Introduction to the Mentorship

  • This mentorship focuses on futures index trading, mainly with paper trading on TradingView and reference to live trades on ThinkorSwim.
  • The primary markets are e-mini NASDAQ, S&P, and Dow futures, with a focus on NASDAQ for its speed and volatility.
  • The aim is to teach independence in trading, not reliance on external signals or indicators.

Understanding Price Action and Trade Setups

  • Price action analysis involves anticipating likely market moves before they happen, not just reacting.
  • Key concept: "Handle" in futures equals four ticks; for NASDAQ, one handle = $20.
  • The lectures emphasize finding larger, higher-quality moves ("price legs"), not frequent small trades.
  • Consistency is built by focusing on the quality of setups, not daily trading.

Weekly and Daily Analysis Framework

  • Begin analysis each week by forming a directional bias for the upcoming weekly candle (higher or lower).
  • The daily chart is used to identify swing highs and lows—key areas of liquidity (buy/sell stops) and imbalances.
  • Markets tend to "draw" toward liquidity (above old highs/below old lows) or price imbalances.

Market Structure and Liquidity Concepts

  • Market often takes out stops (liquidity pools) before making significant directional moves.
  • After stop hunts, look for a "break in market structure" (a short-term high/low taken out in the opposite direction).
  • Imbalances (or "fair value gaps") are areas where price rapidly moves in one direction, leaving unfilled levels.

Execution on Lower Time Frames

  • Optimal intraday setups are found on 1, 2, or 3-minute charts; these highlight imbalances used by high-frequency algorithms.
  • After price runs stops and breaks structure, wait for retracement into the fair value gap to enter trades.
  • Use the previous high/low or fair value gap edge as stop-loss points.

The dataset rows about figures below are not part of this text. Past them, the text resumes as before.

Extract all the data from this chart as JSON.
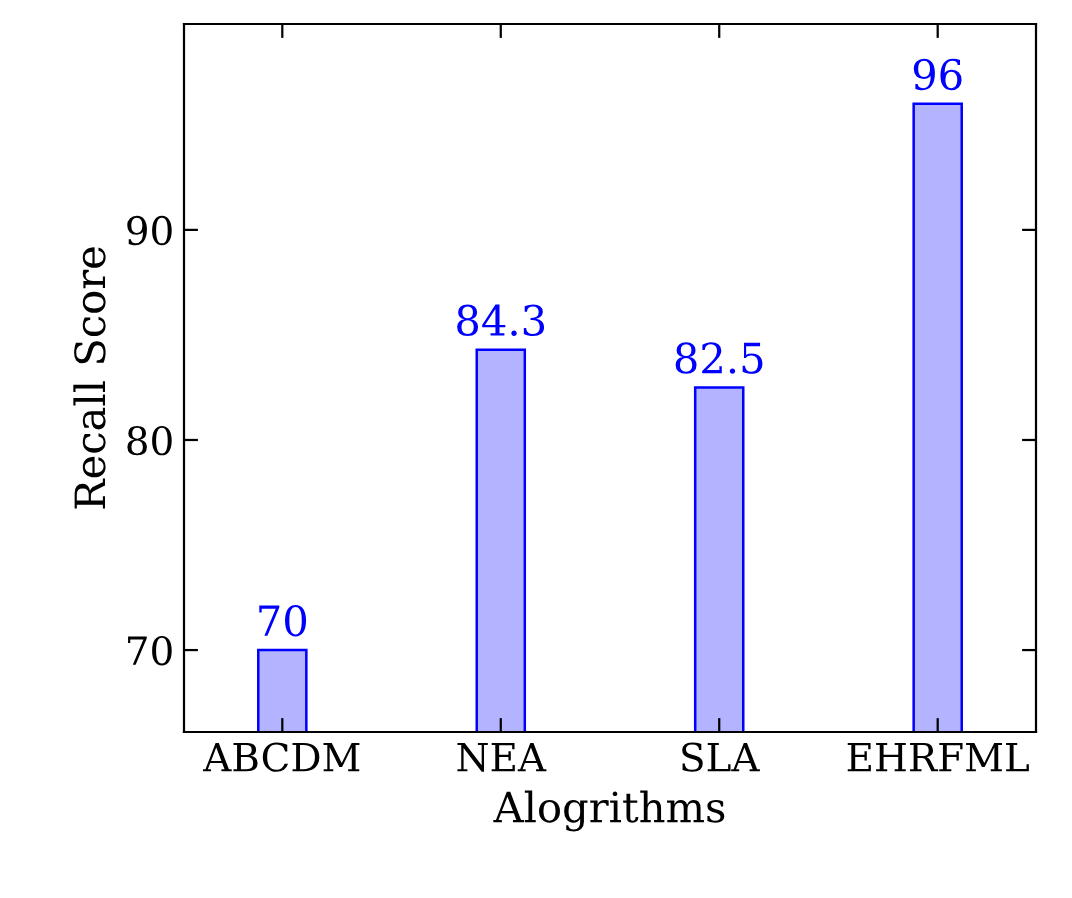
{
  "chart_data": {
    "type": "bar",
    "xlabel": "Alogrithms",
    "ylabel": "Recall Score",
    "categories": [
      "ABCDM",
      "NEA",
      "SLA",
      "EHRFML"
    ],
    "values": [
      70,
      84.3,
      82.5,
      96
    ],
    "color": "#b3b3ff",
    "ylim": [
      66.1,
      99.8
    ],
    "yticks": [
      70,
      80,
      90
    ],
    "data_labels": true,
    "grid": false,
    "legend": false
  }
}
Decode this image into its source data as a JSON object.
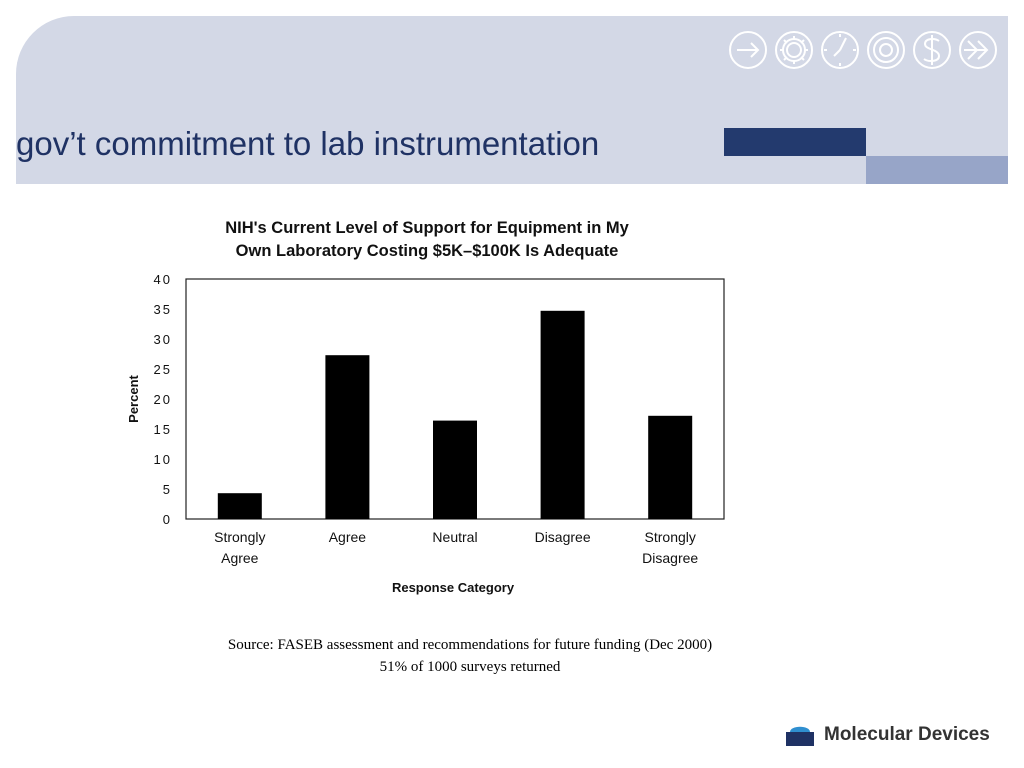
{
  "slide": {
    "title": "gov’t commitment to lab instrumentation",
    "source_line1": "Source: FASEB assessment and recommendations for future funding (Dec 2000)",
    "source_line2": "51% of 1000 surveys returned",
    "logo_text": "Molecular Devices",
    "icons": [
      "arrow-right-icon",
      "gear-icon",
      "clock-icon",
      "target-icon",
      "dollar-icon",
      "double-arrow-icon"
    ],
    "colors": {
      "band": "#d3d8e6",
      "accent_dark": "#233a6e",
      "accent_light": "#97a5c8",
      "title": "#1f3264"
    }
  },
  "chart_data": {
    "type": "bar",
    "title_line1": "NIH's Current Level of Support for Equipment in My",
    "title_line2": "Own Laboratory Costing $5K–$100K Is Adequate",
    "categories": [
      [
        "Strongly",
        "Agree"
      ],
      [
        "Agree"
      ],
      [
        "Neutral"
      ],
      [
        "Disagree"
      ],
      [
        "Strongly",
        "Disagree"
      ]
    ],
    "values": [
      4.3,
      27.3,
      16.4,
      34.7,
      17.2
    ],
    "xlabel": "Response Category",
    "ylabel": "Percent",
    "ylim": [
      0,
      40
    ],
    "yticks": [
      "0",
      "5",
      "10",
      "15",
      "20",
      "25",
      "30",
      "35",
      "40"
    ],
    "grid": false,
    "bar_color": "#000000"
  }
}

Targeting and Risk Management

  • Use the daily range midpoint (50% of range via Fibonacci) to determine premium (above 50%) or discount (below 50%) pricing.
  • Set targets at the closest logical liquidity (previous lows/highs or imbalances) for higher probability exits.
  • Avoid chasing price after initial moves; focus on planned entries and exits.

Key Terms & Definitions

  • Handle — Four ticks in a futures contract; $20 per handle in NASDAQ.
  • Liquidity Pool — Clusters of stop orders above old highs or below old lows.
  • Imbalance/Fair Value Gap — Area where only one direction of price action occurs, leaving an inefficiency.
  • Break in Market Structure — A shift where price breaks a short-term high/low, indicating a potential reversal.
  • Premium/Discount — Above/below 50% of the daily range, indicating expensive or cheap market conditions.

Action Items / Next Steps

  • Review e-mini futures charts across multiple intraday timeframes for break in market structure and fair value gaps after liquidity runs.
  • Backtest and log setups focusing on number of handles offered per move.
  • Prepare for the next lesson with journaled examples of setups matching the lecture framework.